Essential tools: unless you already have a time-monitoring system linked to your billing, e.g. if you are already working as an accountant, solicitor or whatever, you just need a sheet of paper with a column for ‘date’, ‘description’, ‘department’, ‘time’ and a regular kitchen timer.

Set your target hours for the day. For the first week, I decided on 3 hours a day. On the second week, I upped this to 6 hours – it was NOT easy! The first day I did it – and I was determined to – it took me 18 hours to get through 6 bookable hours.
Decide the first thing you are going to do, get yourself prepared to start it, and set the timer for 30 minutes. When the timer goes off, write down – what you were doing (e.g. checking emails and forums), department (Communications), time (30 mins). Then do another 30 minutes (e.g. writing up notes from coaching session) department (Business Activity - Coaching), time (30 mins), etc etc..

Don’t set your departments in stone before you start, and don’t forget essential things such as planning, finance etc! If you have worked in a corporate before, it might be worth considering the departments you are aware of and seeing where your activities may fit.

Here’s the list I ended up with after the first 3 months of doing this – in no particular order!

  • Facilities – office cleaning, set up, maintenance etc!

  • IT – setting up the computers, downloading essential updates (for work-related software not games!)

  • Finance – doing the books (personal as well as business counted here)

  • HR – CV writing, assessing training requirements, choosing courses etc. Deciding on dress codes etc! Are pjs in the office acceptable or not if you work from home?

  • Strategic Planning – what was my overall plan for the business etc

  • Administration – filing, booking courses etc – I time limited this to a maximum of 2 hours a week.

  • Chief Executive - one-to-ones (a half hour check in once a week to review progress in the previous week, ongoing projects, difficulties/challenges), away days (go and work somewhere else on an issue – eg on the sofa, at a cafe – essential to define the issue first!) , quantitative analysis and reporting on activities.

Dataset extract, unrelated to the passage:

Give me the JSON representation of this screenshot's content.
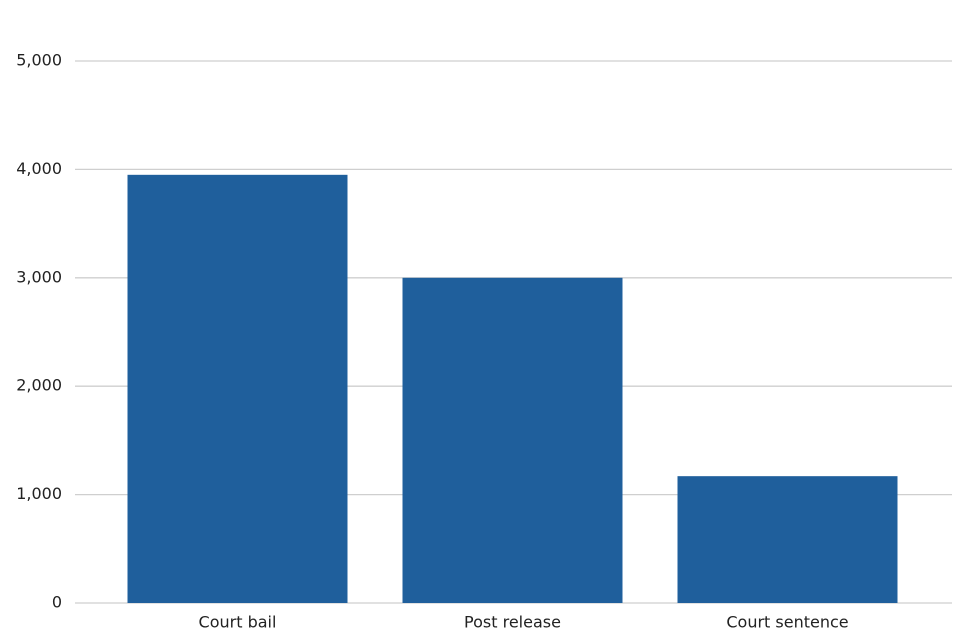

  • Company Secretary – essential legal/statutory stuff

  • Training – CPD, Arabic, essential software

  • Communications – emails, voicemail, forum checking. No more than 30 minutes a day - and no roll-over allowed! (A response to an email, for example, might come under one of the Business Activity items depending on content).

  • Business Activities – Coaching, Blogging, Teaching, Other

  • Business Development – Marketing etc relating to Business Activities

  • Research & Development – related to Business Activity areas. Time limited to 25% of bookable time in any one week.


Impact

This proved to be very useful for me because I was then able to analyse my activity in terms of working IN and ON the business, PRODUCTIVE and OVERHEAD work and so on and so forth.

It also got me up to a decent amount of working hours within the first 3 weeks of doing this. I kept it up for several months by which time it had become very easy to achieve and exceed my hours, so I stopped the monitoring – after all, I was no longer a sad Corporate animal, I was a free agent..... suffice to say I now find myself in the position of thinking I need to reboot the system. Its a tool I need now and then when I hit a recognizable dip in ‘achievement energy’.